Dans chacun des trois États, nous obtiendrons une liste de zones de gouvernement local à partir de laquelle nous sélectionnerons au hasard une zone rurale et une zone urbaine. Par conséquent, dans les trois États, nous aurons un total de six zones de gouvernement local (trois zones rurales et trois zones urbaines). Nous utiliserons ensuite la cartographie géographique pour diviser chacune des zones de gouvernement local incluses en quatre régions géographiques ou quadrants, à savoir le nord, l'est, le sud et l'ouest. Par conséquent, dans chaque État, nous identifierons huit régions (quatre pour les zones rurales et quatre pour les zones urbaines). Cela donnera un total de 24 régions pour l'échantillonnage dans les trois États.

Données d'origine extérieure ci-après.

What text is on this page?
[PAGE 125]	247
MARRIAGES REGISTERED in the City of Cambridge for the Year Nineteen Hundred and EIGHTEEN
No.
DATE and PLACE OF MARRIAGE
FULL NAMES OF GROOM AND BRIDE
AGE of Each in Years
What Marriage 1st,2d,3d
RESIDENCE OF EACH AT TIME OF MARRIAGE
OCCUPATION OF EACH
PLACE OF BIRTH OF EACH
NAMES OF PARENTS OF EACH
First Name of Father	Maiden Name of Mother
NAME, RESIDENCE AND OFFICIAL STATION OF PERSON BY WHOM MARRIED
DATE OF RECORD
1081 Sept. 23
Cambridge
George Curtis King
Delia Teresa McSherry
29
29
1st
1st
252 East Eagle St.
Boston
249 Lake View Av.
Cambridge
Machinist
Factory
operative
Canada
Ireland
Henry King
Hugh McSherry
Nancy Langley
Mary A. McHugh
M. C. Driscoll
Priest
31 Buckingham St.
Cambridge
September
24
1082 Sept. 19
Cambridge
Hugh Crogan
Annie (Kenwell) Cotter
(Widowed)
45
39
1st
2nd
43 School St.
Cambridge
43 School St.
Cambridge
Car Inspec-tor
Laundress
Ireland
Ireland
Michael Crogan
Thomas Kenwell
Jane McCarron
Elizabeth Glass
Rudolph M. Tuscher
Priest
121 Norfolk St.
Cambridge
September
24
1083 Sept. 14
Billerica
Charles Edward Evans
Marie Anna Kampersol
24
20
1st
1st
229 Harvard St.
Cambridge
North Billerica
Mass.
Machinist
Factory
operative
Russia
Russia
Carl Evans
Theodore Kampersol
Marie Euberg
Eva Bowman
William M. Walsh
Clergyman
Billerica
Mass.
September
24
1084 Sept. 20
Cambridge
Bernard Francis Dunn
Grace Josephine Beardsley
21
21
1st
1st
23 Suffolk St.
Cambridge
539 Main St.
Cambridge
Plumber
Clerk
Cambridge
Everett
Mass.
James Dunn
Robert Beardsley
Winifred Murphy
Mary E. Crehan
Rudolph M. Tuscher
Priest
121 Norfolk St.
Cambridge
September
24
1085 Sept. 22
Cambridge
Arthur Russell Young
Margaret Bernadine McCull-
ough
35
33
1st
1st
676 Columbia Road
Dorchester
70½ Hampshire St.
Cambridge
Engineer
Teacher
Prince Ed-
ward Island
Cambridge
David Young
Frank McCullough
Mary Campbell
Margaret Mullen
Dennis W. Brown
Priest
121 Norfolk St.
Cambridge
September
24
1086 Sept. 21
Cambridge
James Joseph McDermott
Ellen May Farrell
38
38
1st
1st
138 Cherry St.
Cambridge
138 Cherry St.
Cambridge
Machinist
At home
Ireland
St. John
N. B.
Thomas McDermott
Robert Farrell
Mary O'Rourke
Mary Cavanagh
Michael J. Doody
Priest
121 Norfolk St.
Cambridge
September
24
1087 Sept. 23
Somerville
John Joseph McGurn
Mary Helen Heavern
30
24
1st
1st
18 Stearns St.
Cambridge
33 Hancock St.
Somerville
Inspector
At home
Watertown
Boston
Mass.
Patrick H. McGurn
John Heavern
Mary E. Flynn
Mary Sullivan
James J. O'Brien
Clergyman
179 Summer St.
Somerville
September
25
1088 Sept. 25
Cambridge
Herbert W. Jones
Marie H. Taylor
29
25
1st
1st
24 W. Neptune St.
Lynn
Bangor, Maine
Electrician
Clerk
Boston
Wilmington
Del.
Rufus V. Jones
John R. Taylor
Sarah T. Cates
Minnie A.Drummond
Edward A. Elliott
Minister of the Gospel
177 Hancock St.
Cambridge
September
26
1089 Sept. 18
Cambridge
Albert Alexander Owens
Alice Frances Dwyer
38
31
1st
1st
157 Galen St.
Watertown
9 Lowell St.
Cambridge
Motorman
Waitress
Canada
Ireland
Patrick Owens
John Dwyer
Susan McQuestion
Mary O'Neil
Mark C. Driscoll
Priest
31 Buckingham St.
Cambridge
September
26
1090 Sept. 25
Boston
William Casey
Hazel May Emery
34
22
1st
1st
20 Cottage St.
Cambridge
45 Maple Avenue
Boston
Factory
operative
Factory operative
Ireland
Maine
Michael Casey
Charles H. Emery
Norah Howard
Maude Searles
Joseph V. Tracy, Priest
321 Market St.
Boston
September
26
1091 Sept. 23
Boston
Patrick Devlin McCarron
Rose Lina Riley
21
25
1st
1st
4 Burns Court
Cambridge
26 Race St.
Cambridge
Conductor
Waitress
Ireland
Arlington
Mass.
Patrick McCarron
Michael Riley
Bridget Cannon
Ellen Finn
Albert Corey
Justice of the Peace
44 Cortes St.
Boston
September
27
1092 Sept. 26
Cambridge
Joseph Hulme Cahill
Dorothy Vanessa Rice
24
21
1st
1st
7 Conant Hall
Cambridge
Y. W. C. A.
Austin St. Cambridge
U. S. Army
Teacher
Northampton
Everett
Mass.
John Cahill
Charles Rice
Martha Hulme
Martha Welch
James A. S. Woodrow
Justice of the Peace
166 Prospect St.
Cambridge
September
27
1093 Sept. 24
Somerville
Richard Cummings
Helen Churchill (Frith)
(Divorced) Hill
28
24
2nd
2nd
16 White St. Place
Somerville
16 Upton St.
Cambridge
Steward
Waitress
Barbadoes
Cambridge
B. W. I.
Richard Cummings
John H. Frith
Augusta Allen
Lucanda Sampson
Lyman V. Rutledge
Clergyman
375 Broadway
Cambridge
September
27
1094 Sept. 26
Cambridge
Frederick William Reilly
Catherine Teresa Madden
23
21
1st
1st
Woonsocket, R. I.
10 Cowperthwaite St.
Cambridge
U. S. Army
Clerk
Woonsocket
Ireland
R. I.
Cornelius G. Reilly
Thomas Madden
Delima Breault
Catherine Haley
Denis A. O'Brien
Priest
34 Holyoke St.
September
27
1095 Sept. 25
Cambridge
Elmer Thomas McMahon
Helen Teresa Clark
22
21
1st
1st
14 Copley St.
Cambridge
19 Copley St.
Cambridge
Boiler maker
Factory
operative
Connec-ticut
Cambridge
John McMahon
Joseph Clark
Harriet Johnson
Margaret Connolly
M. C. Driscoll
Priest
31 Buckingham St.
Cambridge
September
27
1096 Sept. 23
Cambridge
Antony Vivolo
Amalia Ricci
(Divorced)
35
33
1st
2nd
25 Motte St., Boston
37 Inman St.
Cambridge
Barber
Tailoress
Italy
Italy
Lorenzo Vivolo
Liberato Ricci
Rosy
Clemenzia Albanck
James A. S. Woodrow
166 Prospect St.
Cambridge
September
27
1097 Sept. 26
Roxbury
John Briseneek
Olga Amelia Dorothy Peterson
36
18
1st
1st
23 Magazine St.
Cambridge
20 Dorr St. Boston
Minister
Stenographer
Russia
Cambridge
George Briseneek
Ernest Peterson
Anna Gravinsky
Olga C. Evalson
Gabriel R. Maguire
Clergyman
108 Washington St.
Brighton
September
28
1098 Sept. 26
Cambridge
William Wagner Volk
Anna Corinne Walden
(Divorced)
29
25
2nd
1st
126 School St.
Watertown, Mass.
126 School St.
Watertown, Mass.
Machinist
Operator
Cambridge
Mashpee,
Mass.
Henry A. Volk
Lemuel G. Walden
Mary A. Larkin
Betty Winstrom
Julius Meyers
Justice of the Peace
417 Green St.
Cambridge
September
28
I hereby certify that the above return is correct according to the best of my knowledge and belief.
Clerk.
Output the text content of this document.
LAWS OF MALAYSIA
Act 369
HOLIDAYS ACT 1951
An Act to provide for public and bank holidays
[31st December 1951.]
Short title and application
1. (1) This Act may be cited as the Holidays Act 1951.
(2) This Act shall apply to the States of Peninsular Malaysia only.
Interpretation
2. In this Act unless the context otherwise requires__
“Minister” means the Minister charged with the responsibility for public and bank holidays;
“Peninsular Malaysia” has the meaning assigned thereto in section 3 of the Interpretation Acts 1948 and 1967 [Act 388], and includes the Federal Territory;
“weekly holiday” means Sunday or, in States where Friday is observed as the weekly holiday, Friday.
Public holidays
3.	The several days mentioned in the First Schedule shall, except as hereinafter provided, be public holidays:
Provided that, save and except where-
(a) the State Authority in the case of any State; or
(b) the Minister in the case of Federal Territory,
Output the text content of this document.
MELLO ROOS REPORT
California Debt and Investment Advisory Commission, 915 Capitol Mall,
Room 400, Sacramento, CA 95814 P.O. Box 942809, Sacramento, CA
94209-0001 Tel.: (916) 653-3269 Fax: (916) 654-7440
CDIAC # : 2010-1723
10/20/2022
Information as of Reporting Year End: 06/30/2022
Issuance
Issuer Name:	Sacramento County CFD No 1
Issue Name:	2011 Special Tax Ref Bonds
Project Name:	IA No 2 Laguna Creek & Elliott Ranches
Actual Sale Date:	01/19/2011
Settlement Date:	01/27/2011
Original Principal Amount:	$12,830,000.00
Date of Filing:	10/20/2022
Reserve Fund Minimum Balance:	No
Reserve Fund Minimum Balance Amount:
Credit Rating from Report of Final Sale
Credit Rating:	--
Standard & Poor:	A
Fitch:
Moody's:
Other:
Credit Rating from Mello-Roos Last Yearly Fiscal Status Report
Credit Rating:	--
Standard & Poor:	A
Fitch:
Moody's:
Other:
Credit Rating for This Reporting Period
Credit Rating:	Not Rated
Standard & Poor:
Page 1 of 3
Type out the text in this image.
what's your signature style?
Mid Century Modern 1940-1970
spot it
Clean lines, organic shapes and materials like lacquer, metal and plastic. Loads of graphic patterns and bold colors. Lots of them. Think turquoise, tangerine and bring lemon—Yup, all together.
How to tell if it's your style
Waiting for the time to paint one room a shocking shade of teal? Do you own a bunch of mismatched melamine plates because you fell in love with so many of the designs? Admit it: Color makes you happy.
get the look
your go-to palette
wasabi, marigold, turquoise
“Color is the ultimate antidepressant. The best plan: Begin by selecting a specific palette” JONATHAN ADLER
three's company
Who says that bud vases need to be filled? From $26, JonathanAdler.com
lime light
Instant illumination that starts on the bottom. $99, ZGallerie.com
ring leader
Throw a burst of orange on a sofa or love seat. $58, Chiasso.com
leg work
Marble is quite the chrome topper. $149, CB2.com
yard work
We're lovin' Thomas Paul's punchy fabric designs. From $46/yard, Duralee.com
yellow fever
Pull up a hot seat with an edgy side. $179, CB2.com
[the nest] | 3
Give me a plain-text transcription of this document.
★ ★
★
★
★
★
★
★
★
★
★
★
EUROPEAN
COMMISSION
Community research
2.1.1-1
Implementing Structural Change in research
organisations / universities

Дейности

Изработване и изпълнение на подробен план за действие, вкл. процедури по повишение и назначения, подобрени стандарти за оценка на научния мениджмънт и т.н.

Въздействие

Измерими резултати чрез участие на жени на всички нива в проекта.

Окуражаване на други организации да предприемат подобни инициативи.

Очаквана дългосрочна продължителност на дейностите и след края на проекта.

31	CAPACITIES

Dans chacune des 24 régions géographiques, un magasin de pharmacie et un magasin de médicaments brevetés seront sélectionnés au hasard. Pour ce faire, nous utiliserons un logiciel SIG pour créer un maillage de points à partir des régions respectives. Au total, il y aura donc deux points de vente au détail dans chacune des 24 régions géographiques, soit un total de 48 points de vente au détail. Nous estimons qu'environ 10 échantillons seront obtenus pour chaque classe de médicaments dans chaque point de vente, mais nous reconnaissons que ce chiffre peut varier d'un point de vente à l'autre. L'équivalence physique et chimique sera mesurée (méthodes décrites ailleurs). Des statistiques descriptives seront réalisées pour comparer les caractéristiques physiques et chimiques des médicaments génériques avec le produit de référence (médicament). En outre, nous comparerons l'équivalence dans les zones rurales par rapport aux zones urbaines et en fonction du type de point de vente (à savoir pharmacie ou autre "point de vente local").